Now, if we are honest with ourselves, most of us struggle with pouring ourselves out for others. We struggle with seeking the benefit of others over our own. Why is that?
Why do we most often do what benefit us?
I believe we focus on our own benefit to the exclusion of others because we have a sinful desire to be at the center. A sinful desire that is spurred on by American individualism. We may not realize it, but, as Americans, we are very individualistic. I believe American Author, Adam Johnson, captures this sentiment well when he says,
“In America, the stories we tell ourselves and we tell each other in fiction have to do with individualism. Every person here is the center of his or her own story.
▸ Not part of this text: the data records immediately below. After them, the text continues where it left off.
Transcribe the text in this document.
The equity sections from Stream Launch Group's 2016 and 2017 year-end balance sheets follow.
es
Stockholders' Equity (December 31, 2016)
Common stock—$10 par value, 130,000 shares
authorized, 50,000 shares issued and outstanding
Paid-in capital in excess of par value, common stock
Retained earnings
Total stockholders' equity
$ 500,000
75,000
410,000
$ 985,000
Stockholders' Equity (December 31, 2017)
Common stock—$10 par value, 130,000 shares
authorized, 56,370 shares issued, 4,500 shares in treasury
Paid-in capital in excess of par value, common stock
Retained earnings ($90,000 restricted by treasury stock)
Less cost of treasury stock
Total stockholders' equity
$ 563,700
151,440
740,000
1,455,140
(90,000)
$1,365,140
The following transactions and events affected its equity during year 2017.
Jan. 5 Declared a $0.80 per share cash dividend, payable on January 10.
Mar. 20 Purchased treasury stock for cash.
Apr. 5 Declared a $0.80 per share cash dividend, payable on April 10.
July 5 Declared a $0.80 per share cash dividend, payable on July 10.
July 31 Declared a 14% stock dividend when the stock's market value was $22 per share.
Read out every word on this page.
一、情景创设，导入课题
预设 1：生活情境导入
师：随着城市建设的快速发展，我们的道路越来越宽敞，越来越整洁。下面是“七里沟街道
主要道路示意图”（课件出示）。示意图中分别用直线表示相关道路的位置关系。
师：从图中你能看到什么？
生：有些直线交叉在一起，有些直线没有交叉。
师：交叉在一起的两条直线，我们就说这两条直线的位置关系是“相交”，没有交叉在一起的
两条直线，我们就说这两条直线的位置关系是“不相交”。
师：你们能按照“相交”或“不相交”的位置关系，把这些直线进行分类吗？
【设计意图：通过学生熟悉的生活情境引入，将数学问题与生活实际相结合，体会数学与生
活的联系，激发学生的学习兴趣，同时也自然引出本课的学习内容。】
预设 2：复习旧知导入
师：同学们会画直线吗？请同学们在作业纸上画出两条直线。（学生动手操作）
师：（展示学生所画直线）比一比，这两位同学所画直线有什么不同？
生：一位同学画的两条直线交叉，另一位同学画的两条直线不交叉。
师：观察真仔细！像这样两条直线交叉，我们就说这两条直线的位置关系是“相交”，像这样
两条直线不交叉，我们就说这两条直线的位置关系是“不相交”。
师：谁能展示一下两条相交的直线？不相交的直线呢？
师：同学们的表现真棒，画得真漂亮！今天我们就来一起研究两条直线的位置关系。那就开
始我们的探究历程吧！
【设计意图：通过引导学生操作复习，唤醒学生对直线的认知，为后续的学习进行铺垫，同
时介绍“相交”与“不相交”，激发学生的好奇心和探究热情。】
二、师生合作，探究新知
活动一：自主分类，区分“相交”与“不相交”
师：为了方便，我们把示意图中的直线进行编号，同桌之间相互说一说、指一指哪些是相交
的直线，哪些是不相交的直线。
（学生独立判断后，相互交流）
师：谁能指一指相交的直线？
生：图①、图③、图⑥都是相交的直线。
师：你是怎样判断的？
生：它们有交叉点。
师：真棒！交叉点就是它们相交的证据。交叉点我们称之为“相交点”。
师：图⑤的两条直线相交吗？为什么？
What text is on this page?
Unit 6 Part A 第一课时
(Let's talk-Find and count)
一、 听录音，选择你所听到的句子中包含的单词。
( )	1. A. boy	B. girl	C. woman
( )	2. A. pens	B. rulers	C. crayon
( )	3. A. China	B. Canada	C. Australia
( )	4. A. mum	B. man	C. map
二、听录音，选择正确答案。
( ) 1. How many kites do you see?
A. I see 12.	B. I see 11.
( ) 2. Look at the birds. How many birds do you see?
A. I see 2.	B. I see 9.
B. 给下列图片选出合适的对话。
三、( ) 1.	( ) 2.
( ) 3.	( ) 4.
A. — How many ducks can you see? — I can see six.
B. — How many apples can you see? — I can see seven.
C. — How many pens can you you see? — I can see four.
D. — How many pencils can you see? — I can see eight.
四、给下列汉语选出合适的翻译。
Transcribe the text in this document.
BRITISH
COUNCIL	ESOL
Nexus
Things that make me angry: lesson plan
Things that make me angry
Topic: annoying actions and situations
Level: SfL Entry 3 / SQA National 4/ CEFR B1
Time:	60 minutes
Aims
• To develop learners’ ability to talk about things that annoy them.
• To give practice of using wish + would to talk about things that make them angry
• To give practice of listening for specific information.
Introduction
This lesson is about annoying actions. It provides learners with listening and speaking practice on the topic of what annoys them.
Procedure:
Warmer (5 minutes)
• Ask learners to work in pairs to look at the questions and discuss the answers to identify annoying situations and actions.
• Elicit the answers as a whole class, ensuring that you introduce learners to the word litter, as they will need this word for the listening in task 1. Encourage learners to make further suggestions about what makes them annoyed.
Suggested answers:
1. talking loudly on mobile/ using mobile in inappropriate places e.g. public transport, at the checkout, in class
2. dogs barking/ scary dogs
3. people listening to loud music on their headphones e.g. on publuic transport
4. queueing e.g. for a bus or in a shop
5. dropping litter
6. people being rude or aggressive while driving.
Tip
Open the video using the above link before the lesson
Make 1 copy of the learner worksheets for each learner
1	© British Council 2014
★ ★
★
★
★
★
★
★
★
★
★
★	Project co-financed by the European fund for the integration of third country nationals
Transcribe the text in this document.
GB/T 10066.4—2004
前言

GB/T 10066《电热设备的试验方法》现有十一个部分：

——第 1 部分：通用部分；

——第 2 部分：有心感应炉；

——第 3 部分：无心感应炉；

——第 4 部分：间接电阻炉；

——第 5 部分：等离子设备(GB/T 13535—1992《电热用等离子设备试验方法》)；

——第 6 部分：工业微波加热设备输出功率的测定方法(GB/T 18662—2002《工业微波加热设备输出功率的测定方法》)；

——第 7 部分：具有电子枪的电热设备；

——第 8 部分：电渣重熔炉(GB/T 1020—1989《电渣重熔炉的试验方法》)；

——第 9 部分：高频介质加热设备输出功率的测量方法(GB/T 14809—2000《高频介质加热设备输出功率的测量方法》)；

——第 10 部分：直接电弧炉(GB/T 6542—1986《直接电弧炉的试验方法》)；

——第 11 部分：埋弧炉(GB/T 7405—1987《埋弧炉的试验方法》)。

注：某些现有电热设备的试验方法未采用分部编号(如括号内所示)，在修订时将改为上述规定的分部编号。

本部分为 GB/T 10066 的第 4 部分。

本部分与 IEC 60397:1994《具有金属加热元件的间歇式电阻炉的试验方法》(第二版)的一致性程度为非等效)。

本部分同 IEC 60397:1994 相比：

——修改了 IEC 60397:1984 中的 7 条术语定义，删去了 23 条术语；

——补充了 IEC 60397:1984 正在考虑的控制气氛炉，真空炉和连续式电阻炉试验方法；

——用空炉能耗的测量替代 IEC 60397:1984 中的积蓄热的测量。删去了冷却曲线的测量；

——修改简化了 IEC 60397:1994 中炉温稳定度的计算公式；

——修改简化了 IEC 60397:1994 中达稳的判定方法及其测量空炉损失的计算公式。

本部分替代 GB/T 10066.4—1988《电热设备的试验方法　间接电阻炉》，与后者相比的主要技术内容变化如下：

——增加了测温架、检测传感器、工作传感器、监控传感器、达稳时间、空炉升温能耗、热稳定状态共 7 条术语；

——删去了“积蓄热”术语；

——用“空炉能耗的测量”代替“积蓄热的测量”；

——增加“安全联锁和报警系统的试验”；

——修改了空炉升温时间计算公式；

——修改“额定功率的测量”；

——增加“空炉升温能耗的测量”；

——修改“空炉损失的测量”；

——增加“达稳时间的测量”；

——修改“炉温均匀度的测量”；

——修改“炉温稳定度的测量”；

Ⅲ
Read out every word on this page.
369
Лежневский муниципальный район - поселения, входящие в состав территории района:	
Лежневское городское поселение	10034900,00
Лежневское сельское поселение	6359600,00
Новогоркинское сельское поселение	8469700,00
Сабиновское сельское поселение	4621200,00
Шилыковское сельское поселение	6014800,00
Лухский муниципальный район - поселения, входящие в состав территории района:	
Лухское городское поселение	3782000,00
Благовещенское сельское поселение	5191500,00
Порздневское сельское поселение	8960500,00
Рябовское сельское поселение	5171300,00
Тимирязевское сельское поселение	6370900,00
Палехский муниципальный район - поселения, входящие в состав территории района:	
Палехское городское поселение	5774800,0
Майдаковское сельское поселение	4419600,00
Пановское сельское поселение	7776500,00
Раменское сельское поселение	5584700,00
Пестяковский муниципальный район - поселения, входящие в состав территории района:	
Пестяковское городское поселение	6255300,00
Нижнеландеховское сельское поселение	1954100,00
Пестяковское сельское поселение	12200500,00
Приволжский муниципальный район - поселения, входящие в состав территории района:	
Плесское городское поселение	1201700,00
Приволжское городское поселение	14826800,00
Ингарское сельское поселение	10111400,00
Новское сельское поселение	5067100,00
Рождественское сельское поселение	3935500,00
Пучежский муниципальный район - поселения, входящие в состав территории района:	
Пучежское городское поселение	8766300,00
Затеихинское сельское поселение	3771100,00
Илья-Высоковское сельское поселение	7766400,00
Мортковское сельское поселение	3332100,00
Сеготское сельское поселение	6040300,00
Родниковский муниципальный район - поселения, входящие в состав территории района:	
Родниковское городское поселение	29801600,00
And our job as people and as characters is to find our own motivations and desires, to overcome conflicts and obstacles toward defining ourselves so that we grow and change” .
Did you catch what he said? “Every person here is the center of his or her own story.” Most Americans have bought into that idea, so much so that we all believe everything revolves around us.
But consider what Jesus says about us in Matthew 5:14,
““You are the light of the world. A city set on a hill cannot be hidden.” (Mt 5:14)
Jesus tells us we are the light of the world. We are a city set on a hill. If you think about it, a city is not made up of one person. A city is made up of a gathering of people, who have banded together for a particular purpose. Christians are likened to a city because we have all banded together for the purpose of following and glorifying Christ (or at least we should be). As a city we are supposed to shine our light to the watching world for Christ.
We can’t, however, shine our light to the world, if we center everything on ourselves. Instead, a church, whose individual members are centered on themselves, produce discouraged, uncomforted, self-centered, immature believers, rather than a brightly shining light. The result is an unattractive community no one wants to join.
How do we change?
How do we make sure we are a city brightly shining our light to the world? As we have already said, by doing what benefits others. The only way we are going to consistently do what benefits others is to apply the biblical idea of love. It’s love that allows us to sacrifice our own desires and benefits for others. It’s love that allows us to be a growing, thriving, encouraging, and comforting community that is shining as a light into this dark world.
What if we are having trouble loving?
If we are having trouble loving, we need to meditate on the gospel. The gospel message tells us that Jesus loves us so much that He left His heavenly home, became a man, faced the difficulties of this sinful world, was persecuted, and ultimately nailed to the cross. But things didn’t end there. While He hung on the cross in physical agony, dying, the Father’s wrath was poured out on Him, not because He deserved it, but because we deserve it. Jesus hung in our place, taking our punishment, so that we could experience a relationship with the Father and eternal life. He sacrificed Himself because He loves us.
If the love of Jesus expressed in the gospel doesn’t warm your heart, and make you want to sacrifice and do what benefits others, then you may not have experienced the effects of the gospel in your own life; you may not have experienced God’s love. When God’s love comes into your life, you want to share that love with others by sacrificing yourself for them. If we allow God’s love to shine through each of us, we will do what benefits others. As a result, we too will be benefited and so will the community around us.
Question for Reflection
- Are you pouring yourself out for others, or just expecting them to pour themselves out for you?